Jericho menunjuk Kailee, “Adek lo, nih, bangun-bangun udah halu aja. Katanya kita punya sepupu namanya Rael, katanya dia anaknya tante Anne dan pindah ke London karena ada kejadian mengerikan. Aneh-aneh aja adek lu, Bang.”

“Ish, nyebelin lo! Padahal itu beneran,” decak Kailee.

Raiel menghela napasnya, “Itu mimpi doang, Dek. Mending lo mandi sana, terus turun ke bawah buat sarapan. Ini udah jam sepuluh, lu baru bangun, ck.”

“Ya udah, gue mandi dulu. Badan gue pegel. Sana lo semua keluar dari kamar gue,” ucap Kailee.

“Gila lu,” sungut Jericho kemudian melangkahkan kakinya keluar dari kamar sang adik.

Raiel hanya menggeleng melihat kelakuan keduanya. Sudah sering melihat adik-adiknya bertengkar karena masalah sepele. Kadang kepalanya sampai mau pecah mendengar perdebatan keduanya.

“Aneh banget dah,” gumam Kailee sebelum masuk ke dalam kamar mandi.

Kailee, Kalilo, Jericho, dan Anne turun dari mobil. Mereka turun di depan sebuah gedung besar yang sebagian besar temboknya berwarna krem. Kailee menatap gedung di depannya dalam diam. Ia menolehkan kepalanya ketika Kalilo memanggilnya.

“Kenapa ngelamun? Kamu takut?” tanya Kalilo.

Kailee menggelengkan kepalanya, “Enggak. Aku cuma lagi liat-liat gedungnya aja. Bagus, ya ....”

Kalilo mengangguk, “Iya, bagus. Di sini fasilitasnya lengkap dan terjamin. Makanya tante Anne masukin dia ke sini.”

“Rael baik-baik di sini?”

Kalilo menerawang ke depan, “Maybe yes.

“Lo gak perlu takut, dek. Ada gua sama Kalilo yang jagain lu,” ucap Jericho.
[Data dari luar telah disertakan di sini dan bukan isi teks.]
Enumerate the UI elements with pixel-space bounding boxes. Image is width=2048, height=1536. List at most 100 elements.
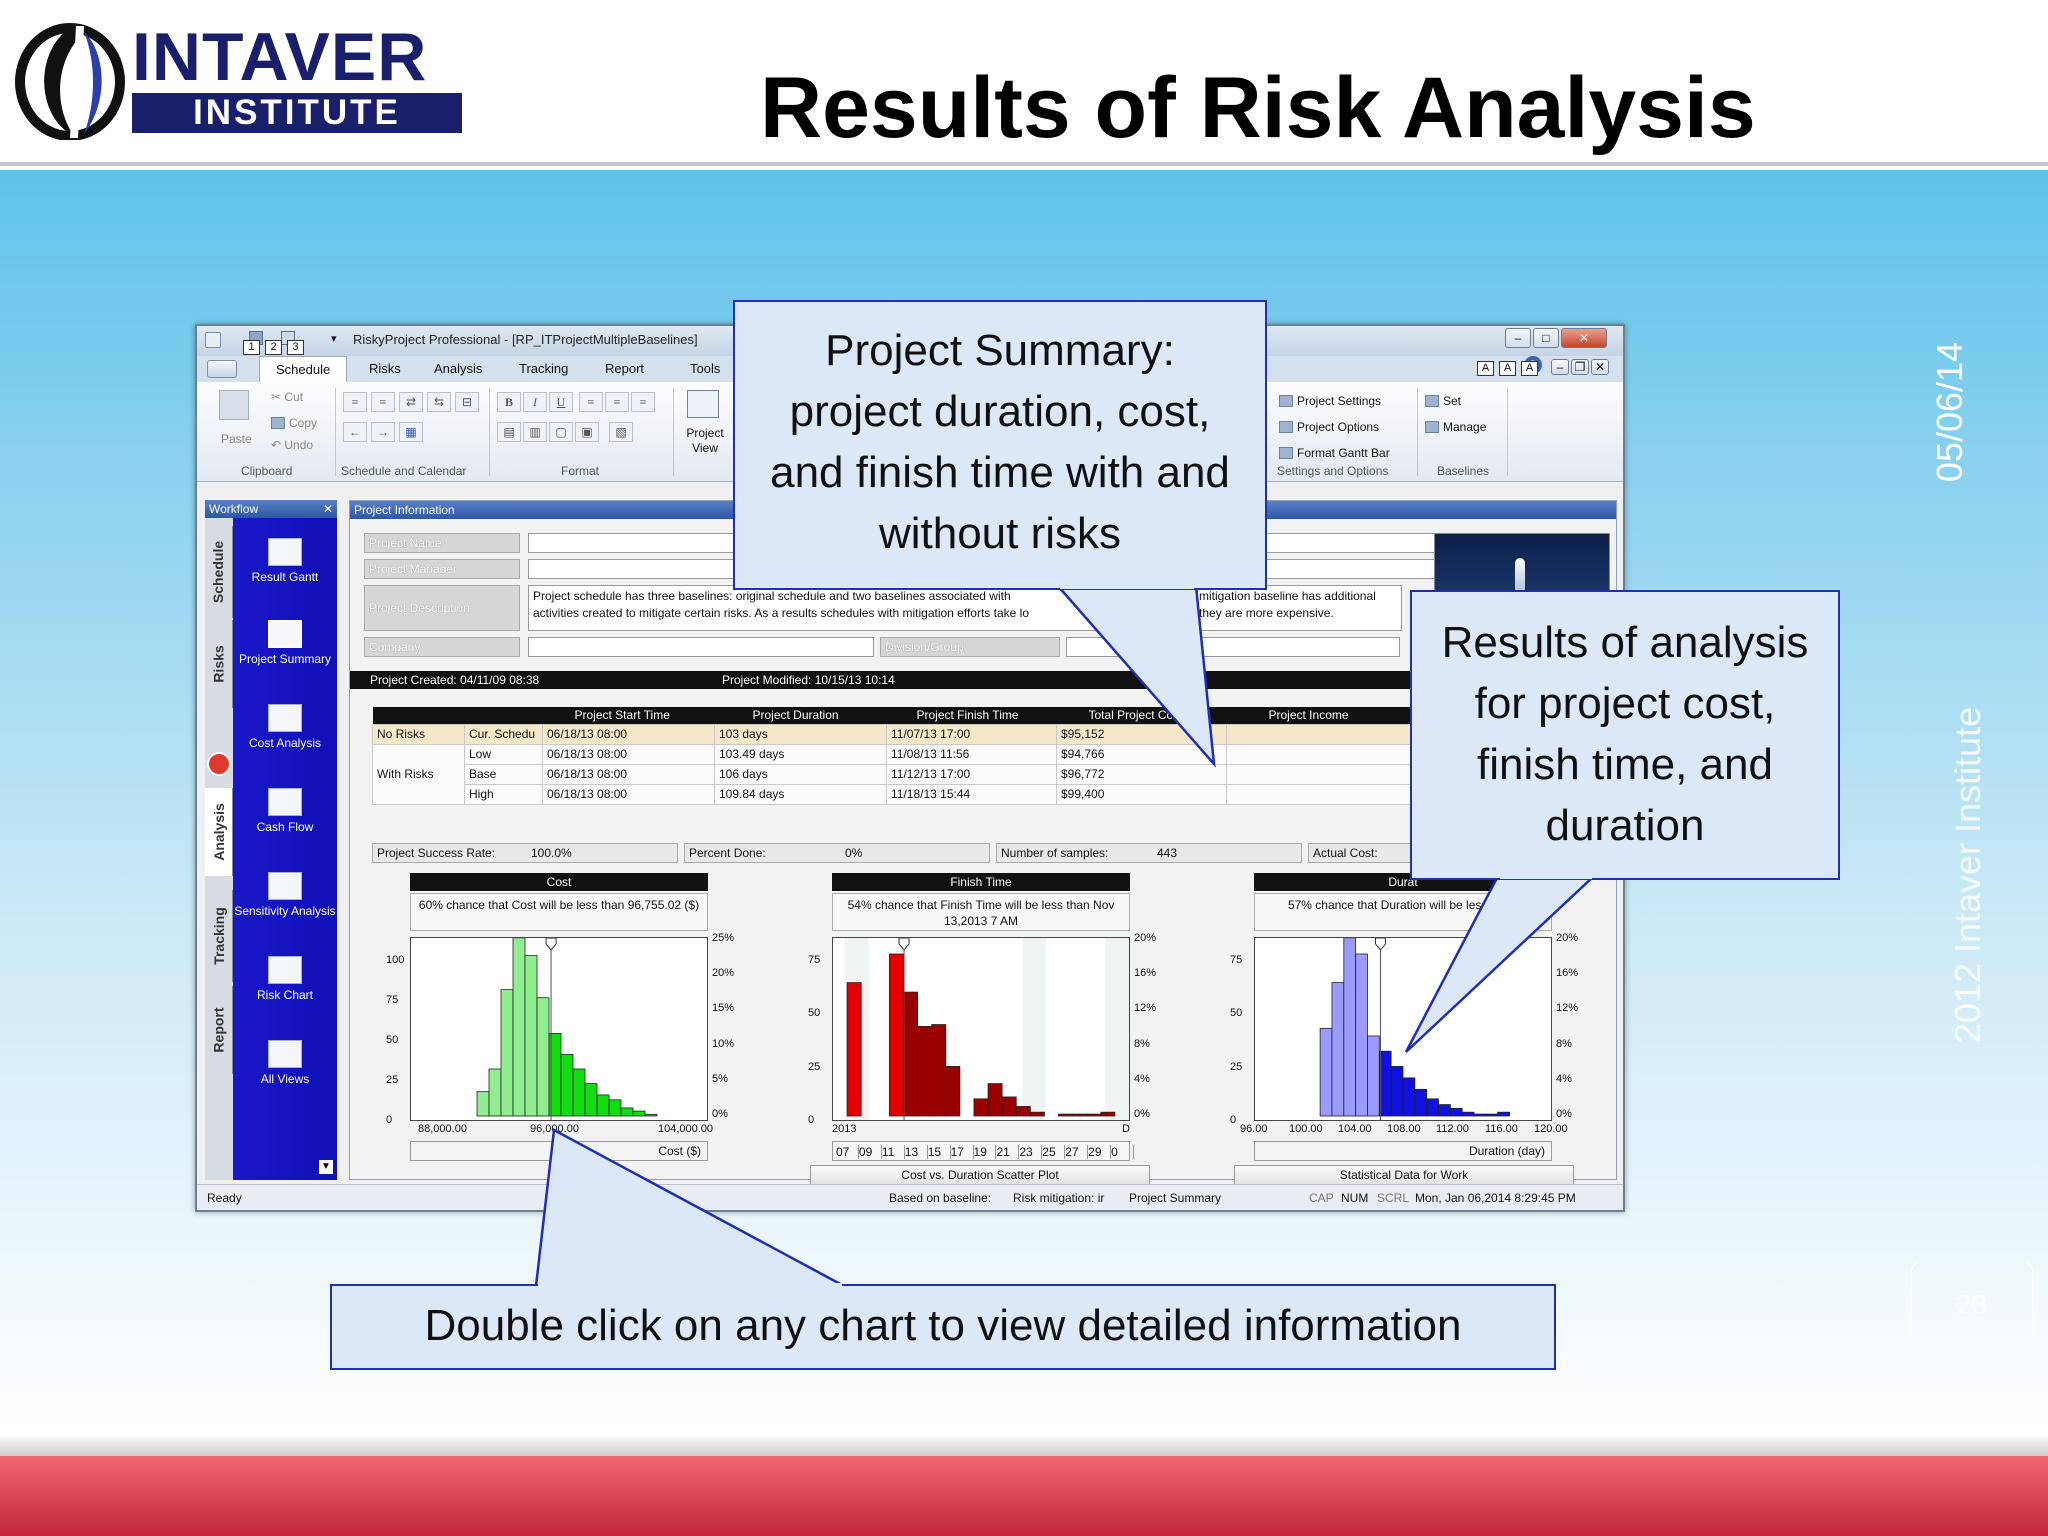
summary-callout: Project Summary: project duration, cost,…	[733, 300, 1267, 590]
font-size-large[interactable]: A	[1521, 361, 1538, 376]
status-ready: Ready	[207, 1191, 242, 1205]
project-view-icon[interactable]	[687, 390, 719, 418]
paste-button[interactable]: Paste	[221, 432, 252, 446]
workflow-item-risk-chart[interactable]: Risk Chart	[233, 956, 337, 1003]
format-1-icon[interactable]: ▤	[497, 422, 521, 442]
link-icon[interactable]: ⇄	[399, 392, 423, 412]
format-3-icon[interactable]: ▢	[549, 422, 573, 442]
unlink-icon[interactable]: ⇆	[427, 392, 451, 412]
duration-axis-label[interactable]: Duration (day)	[1254, 1141, 1552, 1161]
font-size-medium[interactable]: A	[1499, 361, 1516, 376]
duration-bar	[1343, 938, 1357, 1117]
workflow-tab-schedule[interactable]: Schedule	[205, 526, 233, 618]
format-gantt-button[interactable]: Format Gantt Bar	[1279, 446, 1390, 460]
paste-icon[interactable]	[219, 390, 249, 420]
tab-schedule[interactable]: Schedule	[259, 356, 348, 382]
duration-y-tick: 0	[1230, 1114, 1237, 1126]
tab-risks[interactable]: Risks	[369, 361, 401, 376]
tab-tracking[interactable]: Tracking	[519, 361, 568, 376]
statistical-data-button[interactable]: Statistical Data for Work	[1234, 1165, 1574, 1185]
company-field[interactable]	[528, 637, 874, 657]
finish-pct-tick: 16%	[1134, 967, 1157, 980]
workflow-tab-analysis[interactable]: Analysis	[205, 788, 233, 876]
workflow-tab-report[interactable]: Report	[205, 986, 233, 1074]
split-icon[interactable]: ⊟	[455, 392, 479, 412]
project-options-button[interactable]: Project Options	[1279, 420, 1379, 434]
maximize-button[interactable]: □	[1533, 328, 1559, 348]
tab-tools[interactable]: Tools	[690, 361, 720, 376]
summary-table: Project Start Time Project Duration Proj…	[372, 707, 1412, 805]
align-center-icon[interactable]: ≡	[605, 392, 629, 412]
duration-chart[interactable]	[1254, 937, 1552, 1121]
slide-title: Results of Risk Analysis	[760, 60, 1756, 156]
doc-close-button[interactable]: ✕	[1591, 359, 1609, 375]
finish-bar	[1015, 1106, 1031, 1117]
number-of-samples: Number of samples: 443	[996, 843, 1302, 863]
table-header: Project Duration	[714, 707, 887, 724]
project-settings-button[interactable]: Project Settings	[1279, 394, 1381, 408]
workflow-tab-tracking[interactable]: Tracking	[205, 890, 233, 982]
office-menu-button[interactable]	[207, 360, 237, 378]
bold-button[interactable]: B	[497, 392, 521, 412]
finish-y-tick: 0	[808, 1114, 815, 1126]
table-row[interactable]: With Risks Base 06/18/13 08:00 106 days 11/1…	[372, 763, 1412, 785]
cost-chart[interactable]	[410, 937, 708, 1121]
format-4-icon[interactable]: ▣	[575, 422, 599, 442]
move-left-icon[interactable]: ←	[343, 422, 367, 442]
workflow-close-icon[interactable]: ✕	[323, 500, 333, 518]
workflow-item-project-summary[interactable]: Project Summary	[233, 620, 337, 667]
duration-y-tick: 75	[1230, 954, 1243, 966]
align-left-icon[interactable]: ≡	[579, 392, 603, 412]
cut-button[interactable]: ✂ Cut	[271, 390, 303, 404]
project-description-field[interactable]: Project schedule has three baselines: or…	[528, 585, 1402, 631]
cost-axis-label[interactable]: Cost ($)	[410, 1141, 708, 1161]
duration-bar	[1378, 1050, 1392, 1117]
copy-button[interactable]: Copy	[271, 416, 317, 430]
division-field[interactable]	[1066, 637, 1400, 657]
quick-access-1[interactable]: 1	[243, 340, 260, 355]
table-row[interactable]: No Risks Cur. Schedu 06/18/13 08:00 103 day…	[372, 723, 1412, 745]
set-baseline-button[interactable]: Set	[1425, 394, 1461, 408]
options-icon	[1279, 421, 1293, 433]
close-button[interactable]: ✕	[1561, 328, 1607, 348]
indent-icon[interactable]: ≡	[343, 392, 367, 412]
font-size-small[interactable]: A	[1477, 361, 1494, 376]
scatter-plot-button[interactable]: Cost vs. Duration Scatter Plot	[810, 1165, 1150, 1185]
cost-x-tick: 88,000.00	[418, 1123, 467, 1135]
workflow-tab-risks[interactable]: Risks	[205, 620, 233, 708]
cost-pct-tick: 25%	[712, 932, 735, 944]
finish-bar	[1001, 1096, 1017, 1117]
tab-analysis[interactable]: Analysis	[434, 361, 482, 376]
workflow-item-cash-flow[interactable]: Cash Flow	[233, 788, 337, 835]
manage-baseline-button[interactable]: Manage	[1425, 420, 1486, 434]
table-row[interactable]: Low 06/18/13 08:00 103.49 days 11/08/13 11:…	[372, 743, 1412, 765]
app-icon[interactable]	[205, 332, 221, 348]
minimize-button[interactable]: –	[1505, 328, 1531, 348]
finish-time-chart[interactable]	[832, 937, 1130, 1121]
quick-access-3[interactable]: 3	[287, 340, 304, 355]
copy-icon	[271, 417, 285, 429]
workflow-stop-icon[interactable]	[207, 752, 231, 776]
project-view-button[interactable]: Project View	[683, 426, 727, 456]
tab-report[interactable]: Report	[605, 361, 644, 376]
workflow-scroll-icon[interactable]: ▼	[319, 1160, 333, 1174]
quick-access-dropdown-icon[interactable]: ▾	[331, 332, 337, 345]
format-2-icon[interactable]: ▥	[523, 422, 547, 442]
doc-restore-button[interactable]: ❐	[1571, 359, 1589, 375]
calendar-icon[interactable]: ▦	[399, 422, 423, 442]
align-right-icon[interactable]: ≡	[631, 392, 655, 412]
workflow-item-all-views[interactable]: All Views	[233, 1040, 337, 1087]
underline-button[interactable]: U	[549, 392, 573, 412]
move-right-icon[interactable]: →	[371, 422, 395, 442]
doc-minimize-button[interactable]: –	[1551, 359, 1569, 375]
workflow-item-sensitivity[interactable]: Sensitivity Analysis	[233, 872, 337, 919]
quick-access-2[interactable]: 2	[265, 340, 282, 355]
table-row[interactable]: High 06/18/13 08:00 109.84 days 11/18/13 15…	[372, 783, 1412, 805]
workflow-item-result-gantt[interactable]: Result Gantt	[233, 538, 337, 585]
duration-pct-tick: 16%	[1556, 967, 1579, 980]
italic-button[interactable]: I	[523, 392, 547, 412]
outdent-icon[interactable]: ≡	[371, 392, 395, 412]
workflow-item-cost-analysis[interactable]: Cost Analysis	[233, 704, 337, 751]
format-5-icon[interactable]: ▧	[609, 422, 633, 442]
undo-button[interactable]: ↶ Undo	[271, 438, 313, 452]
Kailee terkekeh, “Lebay lo.”

“Yeee, dibilangin juga malah kayak gitu. Dasar!” sungut Jericho. Kalilo tertawa melihat interaksi keduanya.

“Ayo, anak-anak. Kita masuk ke dalam,” ajak tante Anne setelah berbincang dengan pengurus asrama ini.

Asrama Cynosure.

Kailee membaca palang bertuliskan nama asrama itu ketika masuk ke dalam. Letaknya berada di dekat pintu masuk. Ia berjalan di samping Kalilo. Tangannya meremat tas selempangnya, jantungnya berdetak tak karuan. Gadis itu menarik napas dan membuangnya perlahan-lahan agar tenang.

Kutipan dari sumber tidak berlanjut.